De nieuwe Wwft is nu een kleine 5 maanden in werking. Langzaam worden de contouren iets duidelijker. Onder meer de AFM heeft een Wwft-leidraad gepubliceerd en ook het BFT is overgegaan tot publicatie van een toelichting. Desalniettemin kan men in de uitvoering van de Wwft tegen praktische problemen aanlopen.

Zoals een objectieve indicator opgenomen in de bijlage bij het Uitvoeringsbesluit Wwft 2018. Op het eerste oog zijn hier geen tot beperkte wijzigingen in aangebracht. Maar een nadere bestudering leert dat de FIU mogelijk veel (onnodige) meldingen te wachten staat.

In het Uitvoeringsbesluit verwees de indicator naar artikel 9 van de Wwft (oud) en nu naar artikel 9 van de vierde anti-witwasrichtlijn. Waar artikel 9 van de (oude) Wwft verwees naar staten die bij ministeriële regeling waren aangewezen – hetgeen nooit is gebeurd – wordt nu verwezen naar staten die door de Europese Commissie zijn aangewezen als “third countries presenting strategic deficiencies in their regime on anti-money laundering and countering terrorist financing (AML/CFT)”. De Europese Commissie heeft wel landen aangewezen en wijst (in navolging van de FATF) ook regelmatig landen aan: Delegated Regulation (EU) 2016/1675 en volgende Delegated Regulations.

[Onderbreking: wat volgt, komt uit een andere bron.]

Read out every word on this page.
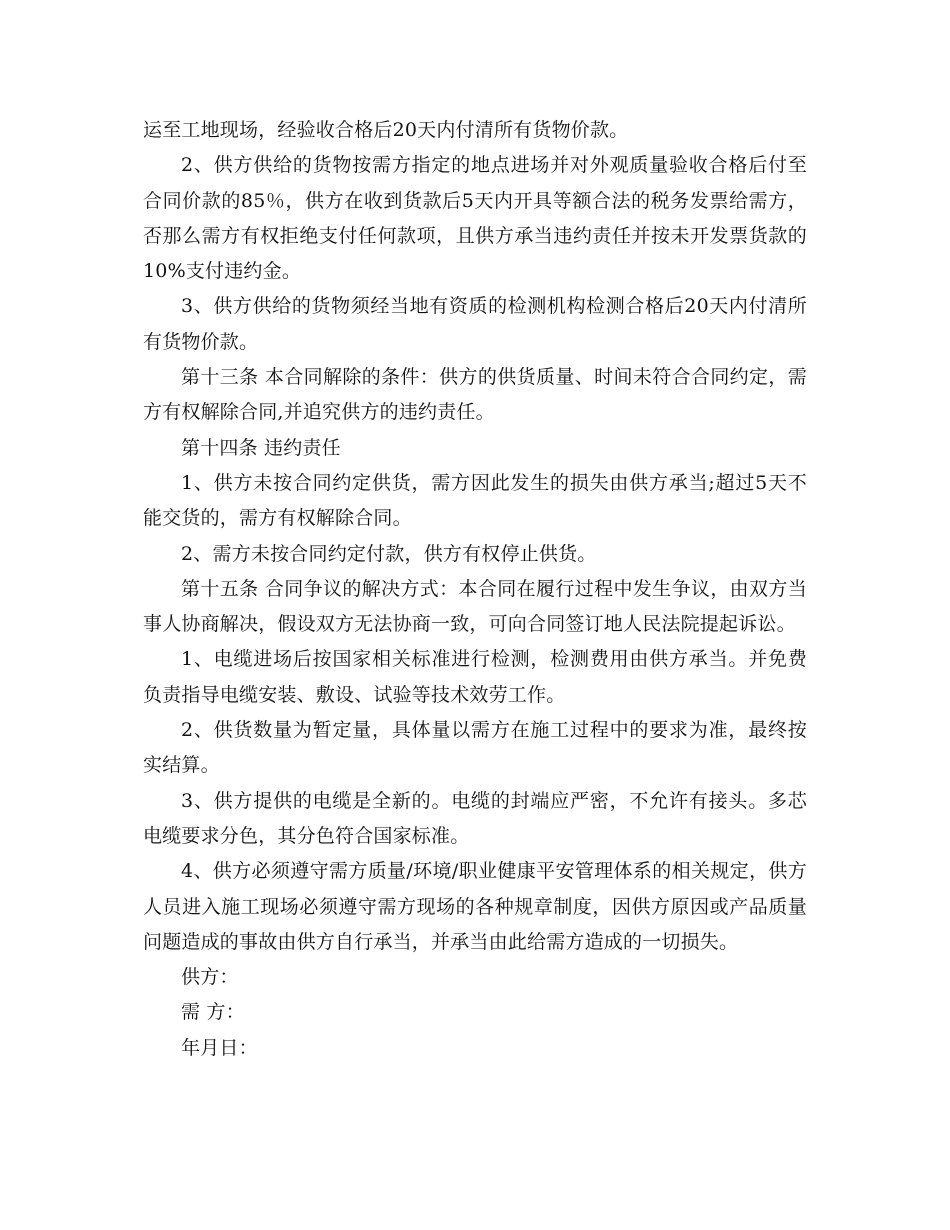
运至工地现场，经验收合格后20天内付清所有货物价款。

2、供方供给的货物按需方指定的地点进场并对外观质量验收合格后付至合同价款的85％，供方在收到货款后5天内开具等额合法的税务发票给需方，否那么需方有权拒绝支付任何款项，且供方承当违约责任并按未开发票货款的10%支付违约金。

3、供方供给的货物须经当地有资质的检测机构检测合格后20天内付清所有货物价款。

第十三条 本合同解除的条件：供方的供货质量、时间未符合合同约定，需方有权解除合同,并追究供方的违约责任。

第十四条 违约责任

1、供方未按合同约定供货，需方因此发生的损失由供方承当;超过5天不能交货的，需方有权解除合同。

2、需方未按合同约定付款，供方有权停止供货。

第十五条 合同争议的解决方式：本合同在履行过程中发生争议，由双方当事人协商解决，假设双方无法协商一致，可向合同签订地人民法院提起诉讼。

1、电缆进场后按国家相关标准进行检测，检测费用由供方承当。并免费负责指导电缆安装、敷设、试验等技术效劳工作。

2、供货数量为暂定量，具体量以需方在施工过程中的要求为准，最终按实结算。

3、供方提供的电缆是全新的。电缆的封端应严密，不允许有接头。多芯电缆要求分色，其分色符合国家标准。

4、供方必须遵守需方质量/环境/职业健康平安管理体系的相关规定，供方人员进入施工现场必须遵守需方现场的各种规章制度，因供方原因或产品质量问题造成的事故由供方自行承当，并承当由此给需方造成的一切损失。

供方：

需 方：

年月日：
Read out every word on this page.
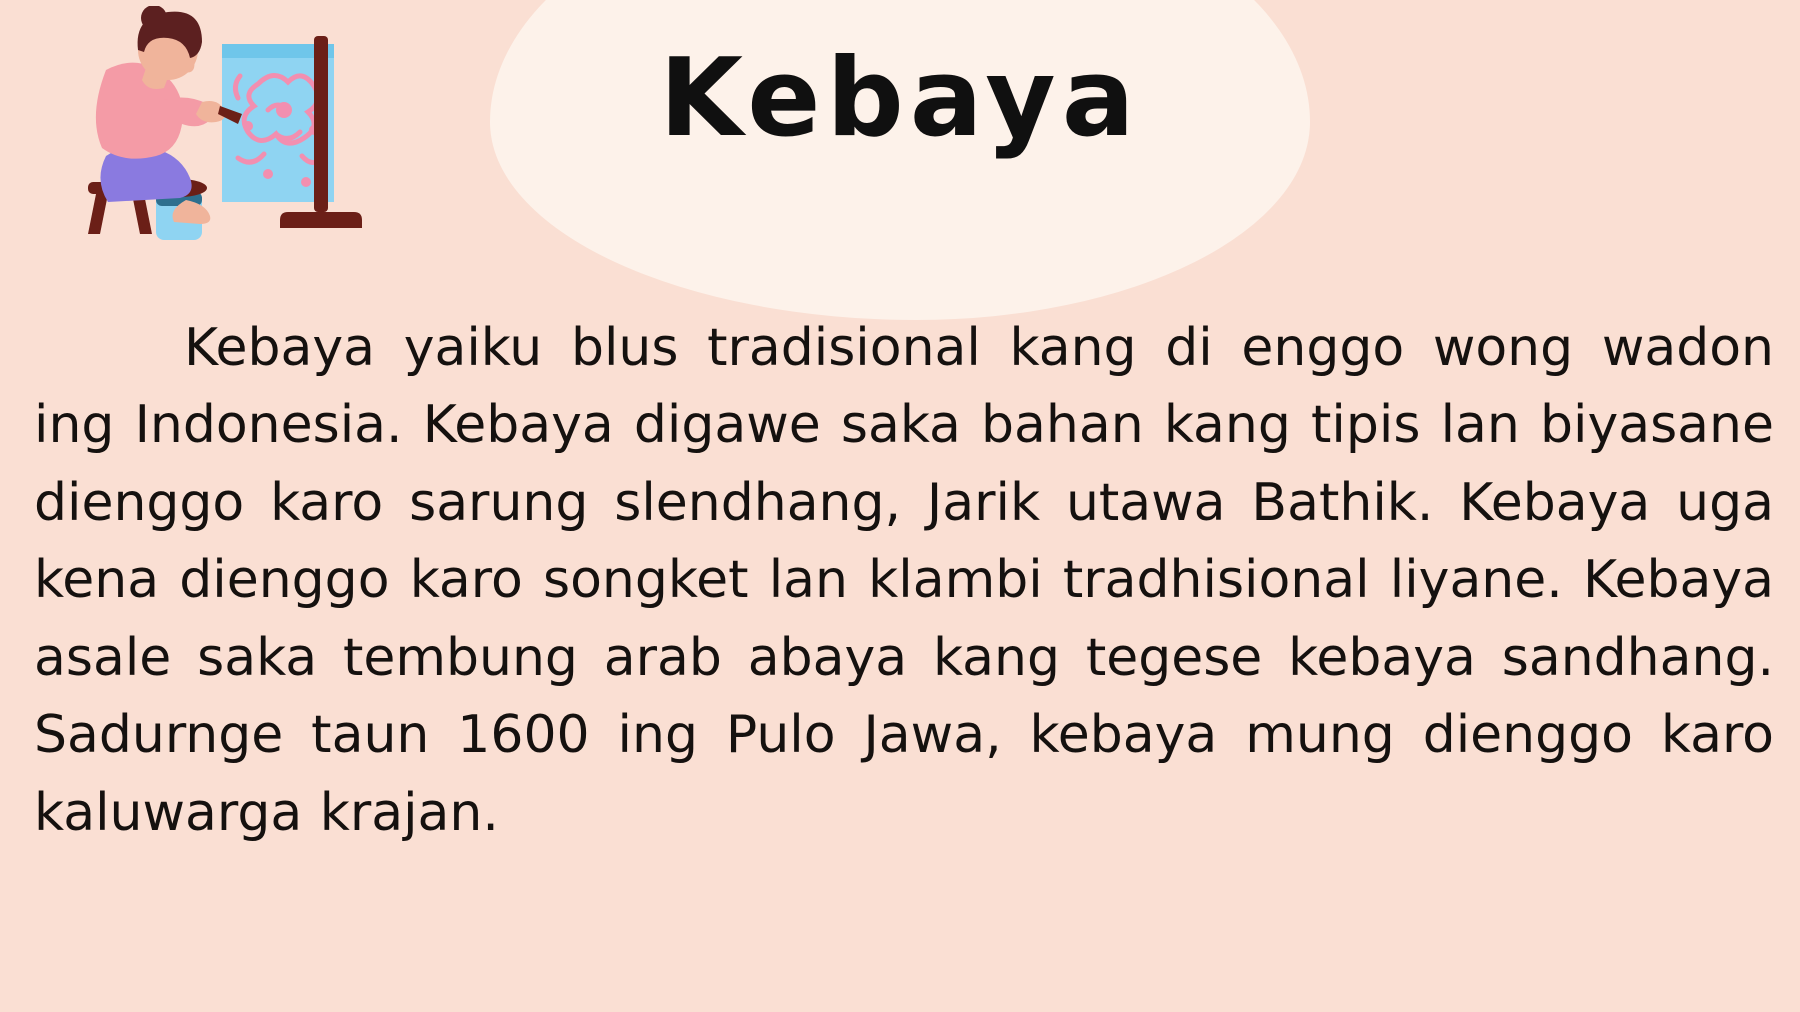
Kebaya

Kebaya yaiku blus tradisional kang di enggo wong wadon ing Indonesia. Kebaya digawe saka bahan kang tipis lan biyasane dienggo karo sarung slendhang, Jarik utawa Bathik. Kebaya uga kena dienggo karo songket lan klambi tradhisional liyane. Kebaya asale saka tembung arab abaya kang tegese kebaya sandhang. Sadurnge taun 1600 ing Pulo Jawa, kebaya mung dienggo karo kaluwarga krajan.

Nederland heeft in aanvulling op de verplichting om verscherpt cliëntenonderzoek uit te voeren met betrekking tot (rechts)personen die gevestigd zijn in aangewezen landen ook de objectieve indicator aangepast: iedere transactie van of ten behoeve van een (rechts)persoon die woonachtig of gevestigd is of zijn zetel heeft in een van deze aangewezen staten moet onverwijld worden gemeld bij de FIU. 

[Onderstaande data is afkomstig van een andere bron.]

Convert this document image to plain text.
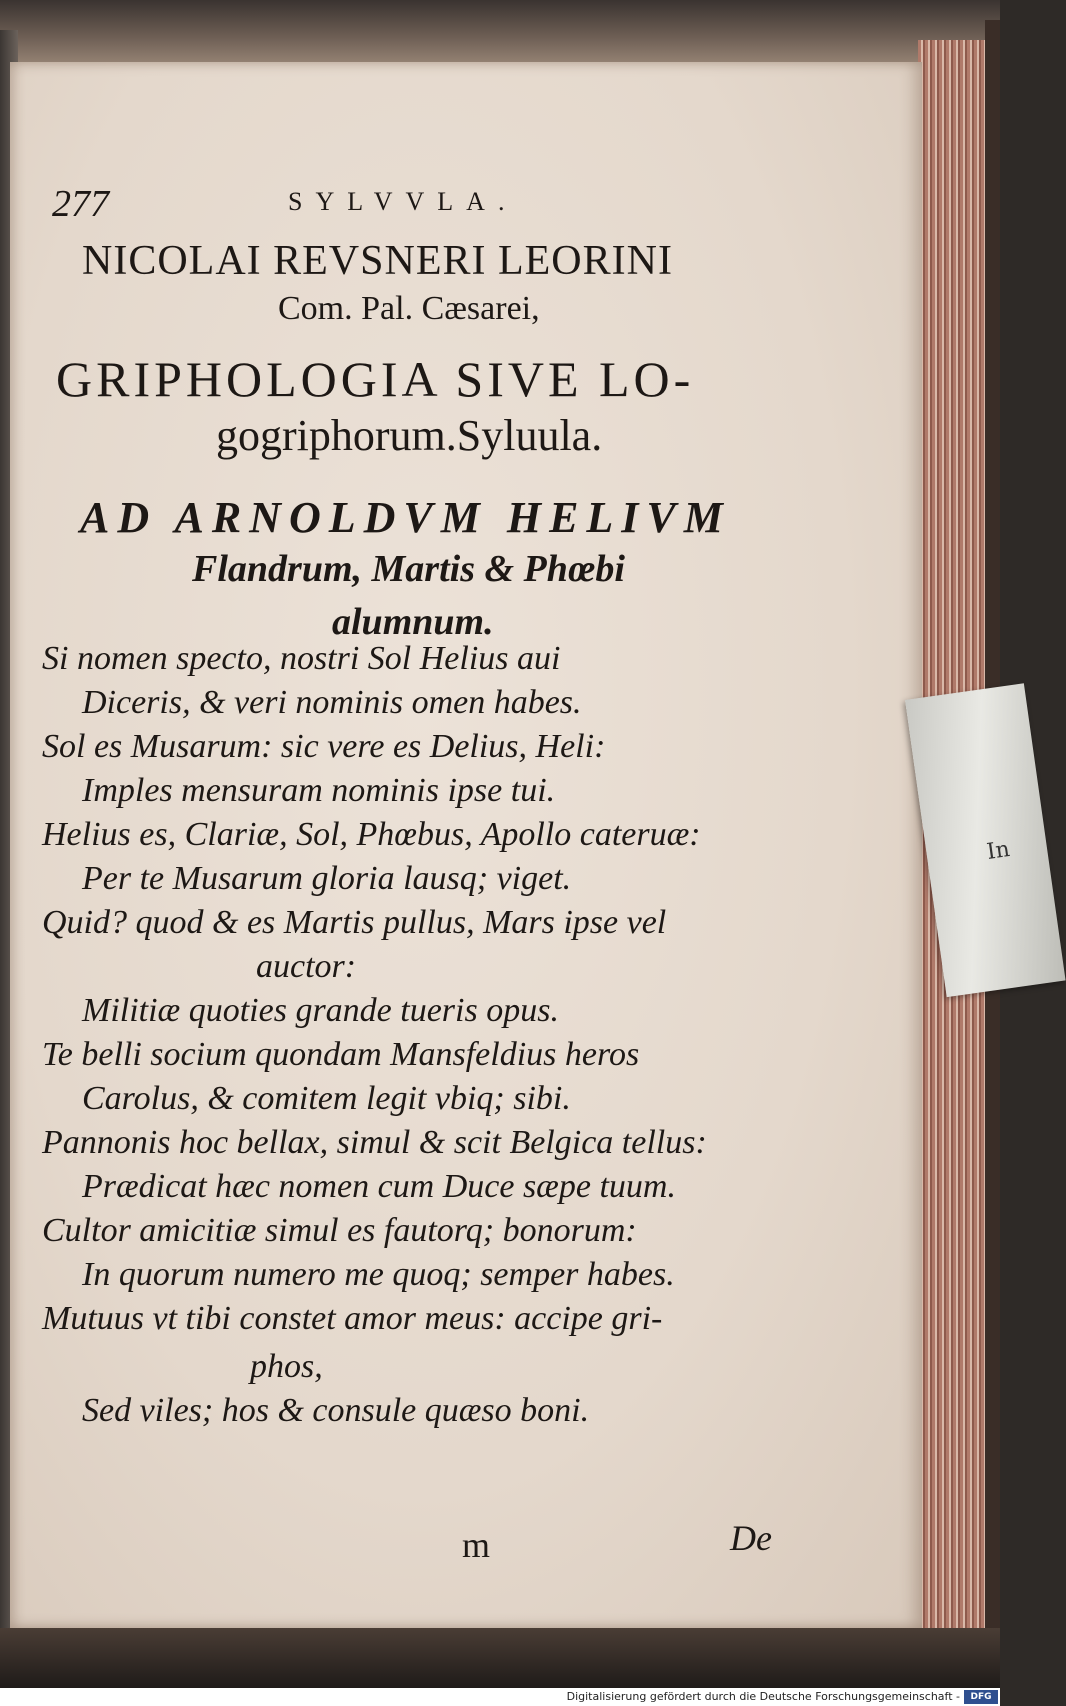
277	SYLVVLA.
NICOLAI REVSNERI LEORINI
Com. Pal. Cæsarei,
GRIPHOLOGIA SIVE LO-
gogriphorum.Syluula.
AD ARNOLDVM HELIVM
Flandrum, Martis & Phœbi
alumnum.
Si nomen specto, nostri Sol Helius aui
Diceris, & veri nominis omen habes.
Sol es Musarum: sic vere es Delius, Heli:
Imples mensuram nominis ipse tui.
Helius es, Clariæ, Sol, Phœbus, Apollo cateruæ:
Per te Musarum gloria lausq; viget.
Quid? quod & es Martis pullus, Mars ipse vel
auctor:
Militiæ quoties grande tueris opus.
Te belli socium quondam Mansfeldius heros
Carolus, & comitem legit vbiq; sibi.
Pannonis hoc bellax, simul & scit Belgica tellus:
Prædicat hæc nomen cum Duce sæpe tuum.
Cultor amicitiæ simul es fautorq; bonorum:
In quorum numero me quoq; semper habes.
Mutuus vt tibi constet amor meus: accipe gri-
phos,
Sed viles; hos & consule quæso boni.
m	De
In
Digitalisierung gefördert durch die Deutsche Forschungsgemeinschaft -	DFG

De vraag is of Nederland de richtlijn niet te rigide interpreteert. Nederland heeft bewust gekozen voor een vrij lage drempel voor het doen van een melding bij de FIU: ongebruikelijke transacties. Andere landen hanteren bijvoorbeeld de hogere drempel van verdachte transacties. Het aanwijzen van deze regel als objectieve indicator creëert wederom een lage drempel met mogelijk veel (onbruikbare) meldingen tot gevolg. Een betaling uit een dergelijk land naar Nederland binnen een internationaal concern moet in Nederland worden gemeld bij FIU-NL, terwijl eenzelfde betaling binnen hetzelfde concern in Duitsland mogelijk niet gemeld hoeft te worden bij de lokale entiteiten. Maar wat levert het de autoriteiten aan informatie op? Is deze informatie van toegevoegde waarde? En betekent “ten behoeve van een (rechts)persoon” ook dat wanneer de UBO van een Nederlandse cliënt in een aangewezen land woont, de transactie moet worden gemeld? Immers, alle transacties vinden uiteindelijk plaats ten behoeve van de UBO?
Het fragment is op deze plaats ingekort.